Christopher William Lord, 23, allegedly helped 24-year-old amateur artist Matthew Francis Brady tattoo a 16-inch penis, rather than a Chinese symbol with a dragon and tiger, on the back of an autistic young man in 2010, according to the Sunshine Coast Daily. Lord pled guilty and received a 12-month sentence, with a parole release date set for March 12. He reportedly had been on bail for armed robbery at the time of the incident.
Brady was jailed for three months in 2011, according to the Queensland Times. He pled guilty to "assault occasioning bodily harm while armed, assault occasioning bodily harm and performing a high-risk service without holding an infection control qualification."

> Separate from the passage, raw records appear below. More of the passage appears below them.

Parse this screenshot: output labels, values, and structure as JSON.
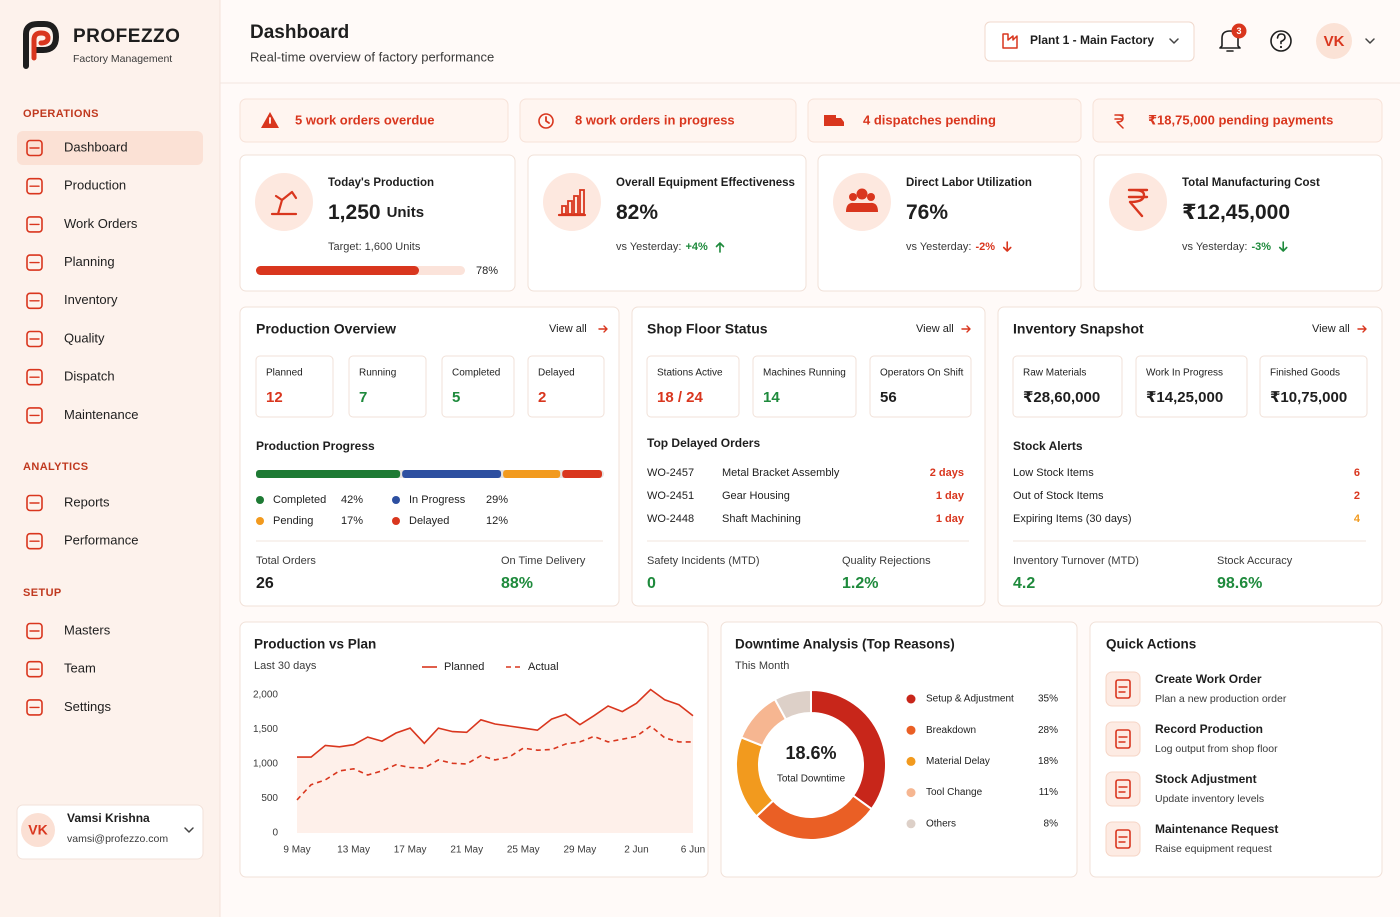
{
  "sidebar": {
    "brand": "PROFEZZO",
    "tagline": "Factory Management",
    "sections": [
      {
        "title": "OPERATIONS",
        "items": [
          {
            "label": "Dashboard",
            "active": true
          },
          {
            "label": "Production"
          },
          {
            "label": "Work Orders"
          },
          {
            "label": "Planning"
          },
          {
            "label": "Inventory"
          },
          {
            "label": "Quality"
          },
          {
            "label": "Dispatch"
          },
          {
            "label": "Maintenance"
          }
        ]
      },
      {
        "title": "ANALYTICS",
        "items": [
          {
            "label": "Reports"
          },
          {
            "label": "Performance"
          }
        ]
      },
      {
        "title": "SETUP",
        "items": [
          {
            "label": "Masters"
          },
          {
            "label": "Team"
          },
          {
            "label": "Settings"
          }
        ]
      }
    ],
    "user": {
      "initials": "VK",
      "name": "Vamsi Krishna",
      "email": "vamsi@profezzo.com"
    }
  },
  "header": {
    "title": "Dashboard",
    "subtitle": "Real-time overview of factory performance",
    "plant": "Plant 1 - Main Factory",
    "notifications": 3,
    "avatar": "VK"
  },
  "alerts": [
    "5 work orders overdue",
    "8 work orders in progress",
    "4 dispatches pending",
    "₹18,75,000 pending payments"
  ],
  "kpis": [
    {
      "title": "Today's Production",
      "value": "1,250",
      "unit": "Units",
      "note": "Target: 1,600 Units",
      "progress": {
        "value": 78,
        "label": "78%"
      }
    },
    {
      "title": "Overall Equipment Effectiveness",
      "value": "82%",
      "note": "vs Yesterday:",
      "change": "+4%",
      "trend": "up",
      "change_color": "#1e8a3c"
    },
    {
      "title": "Direct Labor Utilization",
      "value": "76%",
      "note": "vs Yesterday:",
      "change": "-2%",
      "trend": "down",
      "change_color": "#d9361e"
    },
    {
      "title": "Total Manufacturing Cost",
      "value": "₹12,45,000",
      "note": "vs Yesterday:",
      "change": "-3%",
      "trend": "down",
      "change_color": "#1e8a3c"
    }
  ],
  "production_overview": {
    "title": "Production Overview",
    "link": "View all",
    "stats": [
      {
        "label": "Planned",
        "value": 12,
        "color": "#d9361e"
      },
      {
        "label": "Running",
        "value": 7,
        "color": "#1e8a3c"
      },
      {
        "label": "Completed",
        "value": 5,
        "color": "#1e8a3c"
      },
      {
        "label": "Delayed",
        "value": 2,
        "color": "#d9361e"
      }
    ],
    "progress_title": "Production Progress",
    "segments": [
      {
        "name": "Completed",
        "value": 42,
        "label": "42%",
        "color": "#1e7a34"
      },
      {
        "name": "In Progress",
        "value": 29,
        "label": "29%",
        "color": "#2d4fa0"
      },
      {
        "name": "Pending",
        "value": 17,
        "label": "17%",
        "color": "#f29a1e"
      },
      {
        "name": "Delayed",
        "value": 12,
        "label": "12%",
        "color": "#d9361e"
      }
    ],
    "footer": [
      {
        "label": "Total Orders",
        "value": "26",
        "color": "#1e1e1e"
      },
      {
        "label": "On Time Delivery",
        "value": "88%",
        "color": "#1e8a3c"
      }
    ]
  },
  "shop_floor": {
    "title": "Shop Floor Status",
    "link": "View all",
    "stats": [
      {
        "label": "Stations Active",
        "value": "18 / 24",
        "color": "#d9361e"
      },
      {
        "label": "Machines Running",
        "value": "14",
        "color": "#1e8a3c"
      },
      {
        "label": "Operators On Shift",
        "value": "56",
        "color": "#1e1e1e"
      }
    ],
    "list_title": "Top Delayed Orders",
    "orders": [
      {
        "id": "WO-2457",
        "name": "Metal Bracket Assembly",
        "delay": "2 days"
      },
      {
        "id": "WO-2451",
        "name": "Gear Housing",
        "delay": "1 day"
      },
      {
        "id": "WO-2448",
        "name": "Shaft Machining",
        "delay": "1 day"
      }
    ],
    "footer": [
      {
        "label": "Safety Incidents (MTD)",
        "value": "0",
        "color": "#1e8a3c"
      },
      {
        "label": "Quality Rejections",
        "value": "1.2%",
        "color": "#1e8a3c"
      }
    ]
  },
  "inventory": {
    "title": "Inventory Snapshot",
    "link": "View all",
    "stats": [
      {
        "label": "Raw Materials",
        "value": "₹28,60,000",
        "color": "#1e1e1e"
      },
      {
        "label": "Work In Progress",
        "value": "₹14,25,000",
        "color": "#1e1e1e"
      },
      {
        "label": "Finished Goods",
        "value": "₹10,75,000",
        "color": "#1e1e1e"
      }
    ],
    "list_title": "Stock Alerts",
    "alerts": [
      {
        "label": "Low Stock Items",
        "value": 6,
        "color": "#d9361e"
      },
      {
        "label": "Out of Stock Items",
        "value": 2,
        "color": "#d9361e"
      },
      {
        "label": "Expiring Items (30 days)",
        "value": 4,
        "color": "#f29a1e"
      }
    ],
    "footer": [
      {
        "label": "Inventory Turnover (MTD)",
        "value": "4.2",
        "color": "#1e8a3c"
      },
      {
        "label": "Stock Accuracy",
        "value": "98.6%",
        "color": "#1e8a3c"
      }
    ]
  },
  "quick_actions": {
    "title": "Quick Actions",
    "items": [
      {
        "title": "Create Work Order",
        "desc": "Plan a new production order"
      },
      {
        "title": "Record Production",
        "desc": "Log output from shop floor"
      },
      {
        "title": "Stock Adjustment",
        "desc": "Update inventory levels"
      },
      {
        "title": "Maintenance Request",
        "desc": "Raise equipment request"
      }
    ]
  },
  "chart_data": [
    {
      "type": "line",
      "title": "Production vs Plan",
      "subtitle": "Last 30 days",
      "categories": [
        "9 May",
        null,
        null,
        null,
        "13 May",
        null,
        null,
        null,
        "17 May",
        null,
        null,
        null,
        "21 May",
        null,
        null,
        null,
        "25 May",
        null,
        null,
        null,
        "29 May",
        null,
        null,
        null,
        "2 Jun",
        null,
        null,
        null,
        "6 Jun"
      ],
      "series": [
        {
          "name": "Planned",
          "color": "#d9361e",
          "dashed": false,
          "area": true,
          "values": [
            1100,
            1100,
            1270,
            1250,
            1280,
            1390,
            1330,
            1450,
            1520,
            1300,
            1520,
            1470,
            1460,
            1640,
            1580,
            1550,
            1520,
            1490,
            1650,
            1720,
            1570,
            1700,
            1840,
            1760,
            1880,
            2080,
            1930,
            1860,
            1700
          ]
        },
        {
          "name": "Actual",
          "color": "#d9361e",
          "dashed": true,
          "area": false,
          "values": [
            480,
            700,
            770,
            900,
            930,
            840,
            900,
            990,
            950,
            940,
            1060,
            1010,
            1000,
            1120,
            1060,
            1100,
            1230,
            1200,
            1210,
            1290,
            1320,
            1400,
            1320,
            1360,
            1400,
            1550,
            1380,
            1320,
            1320
          ]
        }
      ],
      "ylim": [
        0,
        2000
      ],
      "yticks": [
        0,
        500,
        {
          "value": 1000,
          "label": "1,000"
        },
        {
          "value": 1500,
          "label": "1,500"
        },
        {
          "value": 2000,
          "label": "2,000"
        }
      ],
      "grid": false
    },
    {
      "type": "pie",
      "title": "Downtime Analysis (Top Reasons)",
      "subtitle": "This Month",
      "donut": true,
      "center_value": "18.6%",
      "center_label": "Total Downtime",
      "categories": [
        "Setup & Adjustment",
        "Breakdown",
        "Material Delay",
        "Tool Change",
        "Others"
      ],
      "values": [
        35,
        28,
        18,
        11,
        8
      ],
      "value_labels": [
        "35%",
        "28%",
        "18%",
        "11%",
        "8%"
      ],
      "colors": [
        "#c8261a",
        "#ea5f25",
        "#f29a1e",
        "#f6b691",
        "#ddd0c8"
      ]
    }
  ]
}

According to 9 News in Australia, the victim, identified only as Chester, was "bi-polar, schizophrenic, and autistic." Although 25 in 2010, he had the mental age of a ten-year-old and a "child-like trust of other people."
Chester had visited Brady's house in 2010. Brady accused him of raping a girl, a charge the victim denied, as the Sunshine Coast Daily reported. Lord supposedly hit Chester in the groin, and then the three started drinking rum.
Lord and Brady tried to convince Chester into getting a tattoo of a Chinese yin-yang symbol with a dragon and a tiger. Lord told the victim that he knew a girl that would sleep with him if he was tattooed.
Chester agreed and Brady drew a penis, testicles, and a lewd phrase under the image. Although the victim complained that the tattoo hurt and asked that the procedure stop, Brady refused, saying that the tattoo looked "mad."
After the tattoo was done, the three went into the house and Brady again accused Chester, who repeated his denial. Brady and Lord allegedly assaulted the man, who ran away and then showed some friends his back. They told him what was actually there.
The presiding judge in Lord's trial called the act "appalling" and said it was a "miserable offense."
A local tattoo artist previously donated his services to cover up the drawing.